학술논문

Social threat and safety learning in individuals with adverse childhood experiences: electrocortical evidence on face processing, recognition, and working memory
Document Type
article
Source
European Journal of Psychotraumatology, Vol 13, Iss 2 (2022)
Subject
social threat and safety learning
adverse childhood experiences
social anxiety
item and source memory
visual working memory
erp
Psychiatry
RC435-571
Language
English
ISSN
2000-8066
20008066
Abstract
Background: Adverse childhood experiences (ACEs) are often associated with stress and anxiety-related disorders in adulthood, and learning and memory deficits have been suggested as a potential link between ACEs and psychopathology. Objective: In this preregistered study, the impact of social threat learning on the processing, encoding, and recognition of unknown faces as well as their contextual settings was measured by recognition performance and event-related brain potentials. Method: Sixty-four individuals with ACEs encoded neutral faces within threatening or safe context conditions. During recognition, participants had to decide whether a face was new or had been previously presented in what context (item-source memory), looking at old and new faces.

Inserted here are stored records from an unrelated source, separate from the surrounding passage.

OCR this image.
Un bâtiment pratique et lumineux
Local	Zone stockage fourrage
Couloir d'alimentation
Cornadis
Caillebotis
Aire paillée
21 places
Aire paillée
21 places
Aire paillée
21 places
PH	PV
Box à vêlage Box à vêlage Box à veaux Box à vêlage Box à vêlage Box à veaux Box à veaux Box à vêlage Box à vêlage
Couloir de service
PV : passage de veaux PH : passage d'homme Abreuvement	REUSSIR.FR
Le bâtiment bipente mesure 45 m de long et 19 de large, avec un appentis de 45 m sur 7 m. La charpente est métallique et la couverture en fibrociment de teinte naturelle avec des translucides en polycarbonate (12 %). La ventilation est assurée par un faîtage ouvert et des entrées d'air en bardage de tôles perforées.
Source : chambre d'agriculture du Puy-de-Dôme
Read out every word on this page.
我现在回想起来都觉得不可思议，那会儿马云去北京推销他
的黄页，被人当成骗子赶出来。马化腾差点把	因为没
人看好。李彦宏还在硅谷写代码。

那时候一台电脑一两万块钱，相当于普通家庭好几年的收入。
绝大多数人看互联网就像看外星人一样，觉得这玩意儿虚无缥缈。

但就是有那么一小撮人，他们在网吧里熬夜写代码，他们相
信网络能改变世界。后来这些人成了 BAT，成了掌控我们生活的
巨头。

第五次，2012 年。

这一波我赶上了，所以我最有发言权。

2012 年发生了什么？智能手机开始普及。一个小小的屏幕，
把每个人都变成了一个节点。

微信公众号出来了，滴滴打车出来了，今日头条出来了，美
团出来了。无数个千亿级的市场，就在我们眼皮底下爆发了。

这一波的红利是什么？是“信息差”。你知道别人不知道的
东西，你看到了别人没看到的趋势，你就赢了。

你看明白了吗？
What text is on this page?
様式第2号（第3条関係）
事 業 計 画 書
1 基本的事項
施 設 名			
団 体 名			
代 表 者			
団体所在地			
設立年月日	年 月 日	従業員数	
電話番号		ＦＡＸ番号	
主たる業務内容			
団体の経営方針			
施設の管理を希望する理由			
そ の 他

For visual working memory, participants had to detect changes in low and high load conditions during contextual threat or safety. Results: Results showed a successful induction of threat expectation in persons with ACEs. In terms of face and source recognition, overall recognition of safe and new faces was better compared to threatening face-compounds, with more socially anxious individuals having an advantage in remembering threatening faces. For working memory, an effect of task load was found on performance, irrespective of threat or safety context. Regarding electrocortical activity, an old/new recognition effect and threat-selective processing of face–context information was observed during both encoding and recognition. Moreover, neural activity associated with change detection was found for faces in a threatening context, but only at high task load, suggesting reduced capacity for faces in potentially harmful situations when cognitive resources are limited. Conclusion: While individuals with ACE showed intact social threat and safety learning overall, threat-selective face processing was observed for item/source memory, and a threatening context required more processing resources for visual working memory. Further research is needed to investigate the psychophysiological processes involved in functional and dysfunctional memory systems and their importance as vulnerability factors for stress-related disorders.